The population is a complete set of the things we are interested in. It can be a complete set of the SAT scores taken by all high school senior girls in the USA in 2019 or the number of field goals scored in all college football games this past fall. It can also be a certain dimensional characteristic on a part number your company has made for the past ten years, or the number of patients your organization has admitted since its inception. The population is characterized by what are called population parameters. They are the mean, μ ( *mu*), the standard deviation, σ (*sigma*), etc.

A sample, on the other hand, is a subset of a population. Looking at the previous examples, a sample of SAT scores would be the scores of those senior girls in your local high school who took the exam, or the number of field goals scored by your favorite college football team, or the dimensional data you take during the day on the part number your company makes, or the number of patients admitted so far in 2020 by your organization. These are characterized by sample statistics such as mean, x-bar, and sample standard deviation, s, etc.

Taking sample data is relatively easy. You observe a process and measure the characteristic you’re interested in. However, the task of determining the population parameters is at the least impractical if not impossible. To overcome this dilemma, we calculate the statistics from the sample data (x-bar, s, etc.) and use them to estimate the population parameters (μ, σ, etc.). These population parameters describe the characteristics of the population, made from the sample, and are called statistical inference.

One of the difficulties of using samples to represent populations is the selection of the sample. We want the sample to truly represent the population so we can generalize our findings to the population and make the claim that the population will perform like the sample. If we have a sample with the same characteristics as the population we have a representative sample. If the characteristics of the sample are different, then any findings based on the sample could be biased and not generalizable to the population.

In many cases, it is almost impossible to obtain a truly representative sample, where every characteristic of the sample matches the population characteristic.
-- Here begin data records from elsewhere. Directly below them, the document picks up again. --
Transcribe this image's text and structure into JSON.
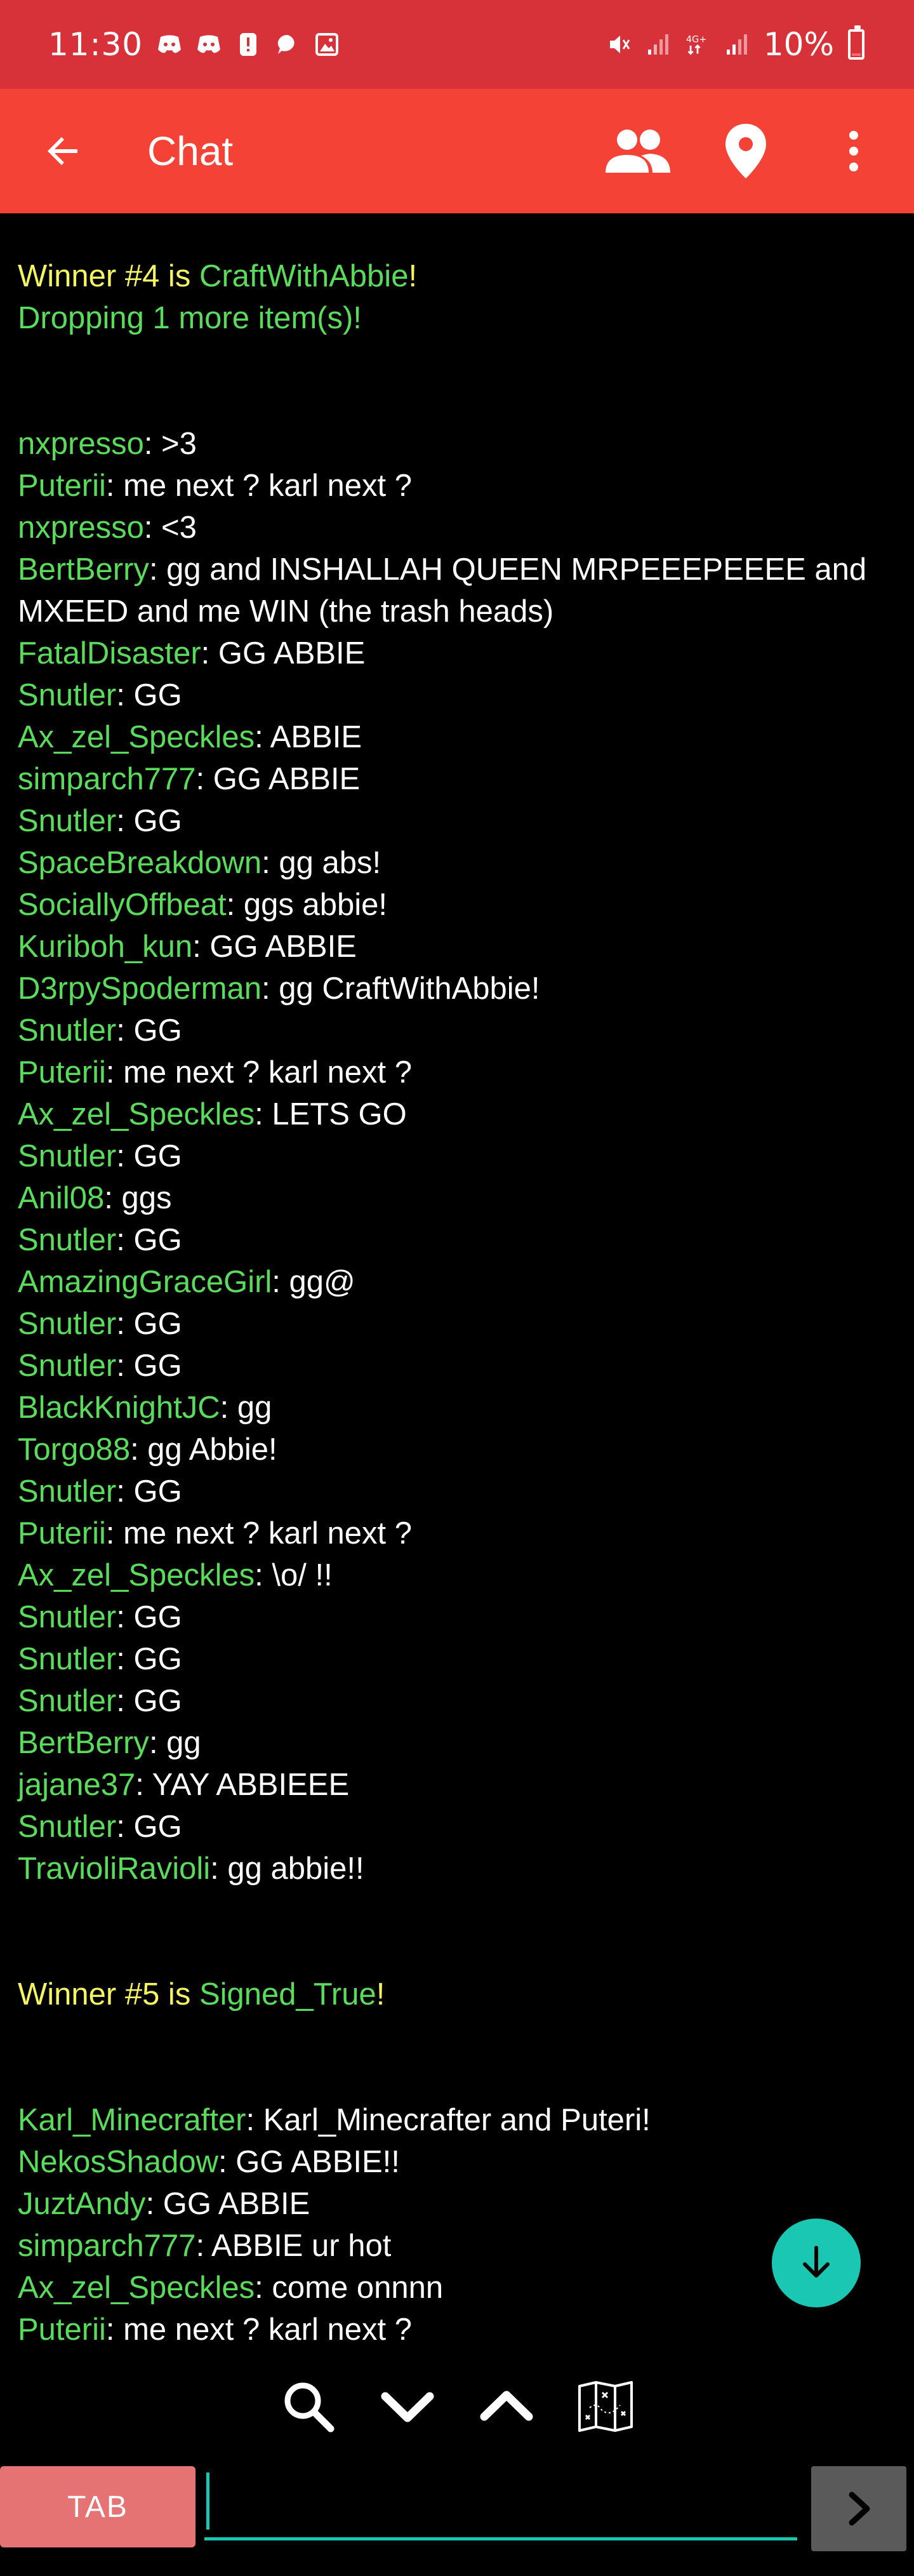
{
  "status_bar": {
    "time": "11:30",
    "battery": "10%",
    "battery_level": 0.1,
    "left_icons": [
      "discord-icon",
      "discord-icon",
      "alert-icon",
      "chat-bubble-icon",
      "image-icon"
    ],
    "right_icons": [
      "mute-icon",
      "signal-icon",
      "4g-icon",
      "signal-icon",
      "battery-icon"
    ]
  },
  "app_bar": {
    "title": "Chat",
    "actions": [
      "people-icon",
      "location-pin-icon",
      "more-vert-icon"
    ]
  },
  "colors": {
    "status_bar": "#d7323a",
    "app_bar": "#f44336",
    "username": "#5bdb5b",
    "winner": "#f5f564",
    "accent": "#1ac7b3",
    "tab_button": "#e57373",
    "send_button": "#5a5a5a"
  },
  "chat": {
    "announcement1": {
      "winner_prefix": "Winner #4 is ",
      "winner_name": "CraftWithAbbie",
      "winner_suffix": "!",
      "dropping": "Dropping 1 more item(s)!"
    },
    "messages1": [
      {
        "user": "nxpresso",
        "text": ": >3"
      },
      {
        "user": "Puterii",
        "text": ": me next ? karl next ?"
      },
      {
        "user": "nxpresso",
        "text": ": <3"
      },
      {
        "user": "BertBerry",
        "text": ": gg and INSHALLAH QUEEN MRPEEEPEEEE and MXEED and me WIN (the trash heads)"
      },
      {
        "user": "FatalDisaster",
        "text": ": GG ABBIE"
      },
      {
        "user": "Snutler",
        "text": ": GG"
      },
      {
        "user": "Ax_zel_Speckles",
        "text": ": ABBIE"
      },
      {
        "user": "simparch777",
        "text": ": GG ABBIE"
      },
      {
        "user": "Snutler",
        "text": ": GG"
      },
      {
        "user": "SpaceBreakdown",
        "text": ": gg abs!"
      },
      {
        "user": "SociallyOffbeat",
        "text": ": ggs abbie!"
      },
      {
        "user": "Kuriboh_kun",
        "text": ": GG ABBIE"
      },
      {
        "user": "D3rpySpoderman",
        "text": ": gg CraftWithAbbie!"
      },
      {
        "user": "Snutler",
        "text": ": GG"
      },
      {
        "user": "Puterii",
        "text": ": me next ? karl next ?"
      },
      {
        "user": "Ax_zel_Speckles",
        "text": ": LETS GO"
      },
      {
        "user": "Snutler",
        "text": ": GG"
      },
      {
        "user": "Anil08",
        "text": ": ggs"
      },
      {
        "user": "Snutler",
        "text": ": GG"
      },
      {
        "user": "AmazingGraceGirl",
        "text": ": gg@"
      },
      {
        "user": "Snutler",
        "text": ": GG"
      },
      {
        "user": "Snutler",
        "text": ": GG"
      },
      {
        "user": "BlackKnightJC",
        "text": ": gg"
      },
      {
        "user": "Torgo88",
        "text": ": gg Abbie!"
      },
      {
        "user": "Snutler",
        "text": ": GG"
      },
      {
        "user": "Puterii",
        "text": ": me next ? karl next ?"
      },
      {
        "user": "Ax_zel_Speckles",
        "text": ": \\o/ !!"
      },
      {
        "user": "Snutler",
        "text": ": GG"
      },
      {
        "user": "Snutler",
        "text": ": GG"
      },
      {
        "user": "Snutler",
        "text": ": GG"
      },
      {
        "user": "BertBerry",
        "text": ": gg"
      },
      {
        "user": "jajane37",
        "text": ": YAY ABBIEEE"
      },
      {
        "user": "Snutler",
        "text": ": GG"
      },
      {
        "user": "TravioliRavioli",
        "text": ": gg abbie!!"
      }
    ],
    "announcement2": {
      "winner_prefix": "Winner #5 is ",
      "winner_name": "Signed_True",
      "winner_suffix": "!"
    },
    "messages2": [
      {
        "user": "Karl_Minecrafter",
        "text": ": Karl_Minecrafter and Puteri!"
      },
      {
        "user": "NekosShadow",
        "text": ": GG ABBIE!!"
      },
      {
        "user": "JuztAndy",
        "text": ": GG ABBIE"
      },
      {
        "user": "simparch777",
        "text": ": ABBIE ur hot"
      },
      {
        "user": "Ax_zel_Speckles",
        "text": ": come onnnn"
      },
      {
        "user": "Puterii",
        "text": ": me next ? karl next ?"
      }
    ]
  },
  "fab": {
    "icon": "arrow-down-icon"
  },
  "toolbar": {
    "icons": [
      "search-icon",
      "chevron-down-icon",
      "chevron-up-icon",
      "map-icon"
    ]
  },
  "input": {
    "tab_label": "TAB",
    "value": "",
    "placeholder": "",
    "send_icon": "chevron-right-icon"
  }
}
In these cases a random sample is taken where each member of the sample being observed has an equal chance of being selected.

A single statistic calculated from a sample, mean or sample standard deviation, is called a point estimate. Under most circumstances, it is possible to supplement the point estimate with a statement about the uncertainty of the estimate and we call these statements confidence limits. As an example, we say the mean of a sample is x-bar and the mean of the population, μ, with some stated confidence level, lies between two calculated values.

I will discuss statistical inference further in future blog articles.